2) Shopping for food. If I am browsing food shelves I tend to cover my mouth with my scarf if I’m wearing one because I am uncomfortable, anxious and I think people are looking at me. If I’m not wearing a scarf I will pull at the skin on neck with my right hand. Often if there’s too many people in the same aisle or a member of staff is restocking the same shelves I’m in front of, I will walk out without buying anything and go somewhere else.

3) I don’t like being caught eating. I might just be picking at something in the fridge or tasting something at work but if I think someone will spot me I sometimes panic and feel the need to hide whatever I’m eating or throw it in the bin.

These examples are all quite physical responses to food and eating and I’m sure I’ll go into some of the more psychological ones on another day. However what I want to focus on is how I’m trying to challenge both my head and body in order to eradicate as much eating disorder residue as possible by embracing the dual effect of letting my body rule and disagreeing with my head.

I challenged myself last week. I met a friend for lunch, then after we’d left I decided to go to the movies. I was in the mood for something sweet after lunch and the idea popped into my head of buying a pick n mix at the cinema. My heads obvious instinct was hell no: ‘Think how guilty you’ll feel, you’ll wish you hadn’t after, you’ll beat yourself up about it’. Yet as much as this played on my mind I overruled it. Up until the last second I debated with myself ‘Will I, Won’t I?’ but in the end I found myself picking up a paper bag and a scoop and filling the contents with six sweets. A whole six sweets. Hardly an overindulgent affair but believe it or not this was quite a stressful situation I decided to face head on (pardon the pun), however I’m delighted that I did it. I challenged myself not to be embarrassed or worry about what anyone else thinks about what I decide to eat. I bought food openly, not secretively and squirrled away in my bag as if to say feeling hungry or treating myself is something to be ashamed of. Did I feel guilty – no. Did I regret it – no. Overall the experience was quite liberating, I enjoyed being able to be kind to myself, that I am allowed to satisfy what my body wants but at the same time not going overboard and abusing it by filling it with things it doesn’t need. I enjoyed the experience so much I am determined to keep the challenge going.
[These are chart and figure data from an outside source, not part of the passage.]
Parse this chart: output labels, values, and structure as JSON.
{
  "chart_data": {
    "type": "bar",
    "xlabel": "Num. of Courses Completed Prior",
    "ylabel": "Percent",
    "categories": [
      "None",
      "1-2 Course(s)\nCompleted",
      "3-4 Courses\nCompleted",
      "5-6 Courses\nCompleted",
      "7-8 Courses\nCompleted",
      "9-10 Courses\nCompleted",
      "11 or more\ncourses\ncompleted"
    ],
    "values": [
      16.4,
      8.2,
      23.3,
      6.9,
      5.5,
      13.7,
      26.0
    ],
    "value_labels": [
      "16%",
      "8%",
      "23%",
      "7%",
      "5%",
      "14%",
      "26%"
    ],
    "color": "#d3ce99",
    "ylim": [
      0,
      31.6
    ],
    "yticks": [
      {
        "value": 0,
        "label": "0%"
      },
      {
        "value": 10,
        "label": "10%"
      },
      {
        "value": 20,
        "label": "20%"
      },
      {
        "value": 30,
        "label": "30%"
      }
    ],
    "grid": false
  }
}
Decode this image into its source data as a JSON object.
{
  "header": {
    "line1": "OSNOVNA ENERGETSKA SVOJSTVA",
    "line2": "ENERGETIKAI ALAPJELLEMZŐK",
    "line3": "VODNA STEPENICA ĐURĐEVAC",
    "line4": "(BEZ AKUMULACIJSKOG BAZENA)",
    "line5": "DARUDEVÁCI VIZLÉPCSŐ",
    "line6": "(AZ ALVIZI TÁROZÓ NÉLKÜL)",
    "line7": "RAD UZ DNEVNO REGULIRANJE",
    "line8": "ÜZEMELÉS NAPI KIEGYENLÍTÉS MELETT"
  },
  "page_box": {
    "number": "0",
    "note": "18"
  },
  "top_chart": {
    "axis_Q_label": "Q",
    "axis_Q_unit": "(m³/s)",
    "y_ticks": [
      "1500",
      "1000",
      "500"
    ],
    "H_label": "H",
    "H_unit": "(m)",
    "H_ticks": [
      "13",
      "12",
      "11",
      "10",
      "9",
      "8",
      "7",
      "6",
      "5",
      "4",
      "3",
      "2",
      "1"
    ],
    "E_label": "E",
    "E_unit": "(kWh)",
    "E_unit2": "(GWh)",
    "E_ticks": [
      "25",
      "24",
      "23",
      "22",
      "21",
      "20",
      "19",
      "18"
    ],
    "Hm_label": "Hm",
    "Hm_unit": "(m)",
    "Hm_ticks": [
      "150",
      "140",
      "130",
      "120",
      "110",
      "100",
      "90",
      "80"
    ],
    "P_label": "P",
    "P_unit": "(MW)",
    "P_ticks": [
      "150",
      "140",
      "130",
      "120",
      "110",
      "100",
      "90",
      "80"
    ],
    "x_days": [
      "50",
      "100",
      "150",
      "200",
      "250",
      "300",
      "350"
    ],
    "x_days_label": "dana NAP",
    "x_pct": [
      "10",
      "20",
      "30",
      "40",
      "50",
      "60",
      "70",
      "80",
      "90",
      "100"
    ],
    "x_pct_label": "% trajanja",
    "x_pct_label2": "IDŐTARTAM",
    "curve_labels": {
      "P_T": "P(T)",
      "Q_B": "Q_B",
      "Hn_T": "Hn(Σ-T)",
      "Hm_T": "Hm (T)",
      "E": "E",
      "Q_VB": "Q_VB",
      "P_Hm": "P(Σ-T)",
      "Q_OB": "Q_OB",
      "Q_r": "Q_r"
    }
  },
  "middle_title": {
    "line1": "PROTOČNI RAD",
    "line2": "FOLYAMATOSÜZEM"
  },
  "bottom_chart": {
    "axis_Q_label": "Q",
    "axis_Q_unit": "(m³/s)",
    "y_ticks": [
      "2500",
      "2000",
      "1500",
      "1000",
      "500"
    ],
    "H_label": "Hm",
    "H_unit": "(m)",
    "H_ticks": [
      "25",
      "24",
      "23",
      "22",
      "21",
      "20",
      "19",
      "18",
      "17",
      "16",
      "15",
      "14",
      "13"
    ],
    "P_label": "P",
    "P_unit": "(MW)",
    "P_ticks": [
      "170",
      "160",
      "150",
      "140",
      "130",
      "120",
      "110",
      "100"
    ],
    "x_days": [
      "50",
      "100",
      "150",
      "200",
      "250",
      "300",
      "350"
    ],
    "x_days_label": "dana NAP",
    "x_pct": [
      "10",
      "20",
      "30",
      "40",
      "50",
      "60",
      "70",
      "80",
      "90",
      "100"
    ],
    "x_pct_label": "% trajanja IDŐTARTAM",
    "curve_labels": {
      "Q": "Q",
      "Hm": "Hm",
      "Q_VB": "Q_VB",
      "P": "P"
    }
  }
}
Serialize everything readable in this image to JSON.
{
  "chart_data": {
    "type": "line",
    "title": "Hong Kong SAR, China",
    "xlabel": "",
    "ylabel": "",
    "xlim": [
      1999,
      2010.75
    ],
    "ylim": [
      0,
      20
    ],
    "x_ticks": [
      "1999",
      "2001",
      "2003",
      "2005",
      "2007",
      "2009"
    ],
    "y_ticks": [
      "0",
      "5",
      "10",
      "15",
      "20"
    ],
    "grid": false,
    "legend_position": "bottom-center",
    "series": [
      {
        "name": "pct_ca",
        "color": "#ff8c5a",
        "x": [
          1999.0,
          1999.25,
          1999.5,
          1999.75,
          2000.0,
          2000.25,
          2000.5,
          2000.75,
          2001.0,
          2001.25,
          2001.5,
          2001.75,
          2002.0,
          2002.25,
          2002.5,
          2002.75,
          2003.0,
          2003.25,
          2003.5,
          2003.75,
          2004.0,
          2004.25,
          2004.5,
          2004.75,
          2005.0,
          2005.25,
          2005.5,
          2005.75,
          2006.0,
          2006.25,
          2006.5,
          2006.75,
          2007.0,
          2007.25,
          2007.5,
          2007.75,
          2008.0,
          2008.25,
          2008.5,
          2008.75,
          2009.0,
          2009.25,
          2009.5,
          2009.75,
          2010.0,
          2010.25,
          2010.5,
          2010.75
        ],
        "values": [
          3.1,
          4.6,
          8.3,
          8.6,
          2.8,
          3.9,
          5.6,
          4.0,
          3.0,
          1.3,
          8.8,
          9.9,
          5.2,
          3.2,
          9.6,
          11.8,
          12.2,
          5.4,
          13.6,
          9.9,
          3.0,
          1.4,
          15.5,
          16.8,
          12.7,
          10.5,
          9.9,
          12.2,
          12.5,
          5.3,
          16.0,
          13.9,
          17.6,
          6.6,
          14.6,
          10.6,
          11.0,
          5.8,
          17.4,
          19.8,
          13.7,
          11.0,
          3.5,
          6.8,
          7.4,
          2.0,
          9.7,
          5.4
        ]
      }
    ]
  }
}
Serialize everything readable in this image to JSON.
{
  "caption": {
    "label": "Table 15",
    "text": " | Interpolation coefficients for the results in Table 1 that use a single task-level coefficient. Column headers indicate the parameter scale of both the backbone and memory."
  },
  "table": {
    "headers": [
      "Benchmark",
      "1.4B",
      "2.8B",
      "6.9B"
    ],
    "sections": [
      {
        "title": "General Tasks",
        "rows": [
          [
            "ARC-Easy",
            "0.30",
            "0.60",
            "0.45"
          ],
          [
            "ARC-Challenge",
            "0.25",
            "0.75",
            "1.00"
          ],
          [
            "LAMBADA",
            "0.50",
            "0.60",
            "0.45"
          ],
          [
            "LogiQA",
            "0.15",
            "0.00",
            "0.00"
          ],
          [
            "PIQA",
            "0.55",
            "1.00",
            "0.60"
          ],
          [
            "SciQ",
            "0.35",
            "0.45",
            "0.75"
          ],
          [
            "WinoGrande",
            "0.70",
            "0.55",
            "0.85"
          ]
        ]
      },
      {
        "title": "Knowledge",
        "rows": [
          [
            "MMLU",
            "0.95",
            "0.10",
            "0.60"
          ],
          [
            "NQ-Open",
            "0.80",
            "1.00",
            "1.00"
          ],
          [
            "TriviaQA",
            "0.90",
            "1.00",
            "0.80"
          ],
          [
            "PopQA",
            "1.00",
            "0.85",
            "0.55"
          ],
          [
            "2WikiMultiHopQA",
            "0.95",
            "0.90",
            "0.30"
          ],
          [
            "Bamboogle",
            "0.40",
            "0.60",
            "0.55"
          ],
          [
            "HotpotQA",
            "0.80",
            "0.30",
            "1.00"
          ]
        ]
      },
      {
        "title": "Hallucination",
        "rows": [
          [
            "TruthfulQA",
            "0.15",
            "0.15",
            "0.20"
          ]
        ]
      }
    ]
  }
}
I’m going to challenge myself that I don’t need to associate certain foods with guilty feelings, that it’s okay to eat when I’m hungry, that I don’t need to feel anxious or stressed giving my body food when it tells me I’m hungry and even if something is incredibly delicious, you don’t need to eat it all once you’re full. Most of all I’m trying to get my head and my body to work in harmony with each other, to like each other and work as a team. I want us all the be friends, no longer enemies.

  

Danielle Stewart

My name is Danielle Stewart and for almost 10 years I have suffered on and off with eating disorders. It is a subject I am extremely passionate about, especially living in such a body conscious and appearance obsessed world which I believe is very dangerous to how we view and think about ourselves. I feel that eating disorders are an epidemic waiting to happen and possibly already begun. Since they are incredibly secretive and isolating disorders, it is difficult to ever know the true number of people affected. Therefore my blog is dedicated to sharing my own personal thoughts and experiences, discussing the psychology behind eating disorders and spreading the word on articles of interest. The more we start talking more openly and frequently about eating disorders, the more help and action will be generated as well as reducing the fear of admitting and seeking help for this mental illness. If nothing else, I want you to know that you are not alone in what you're going through.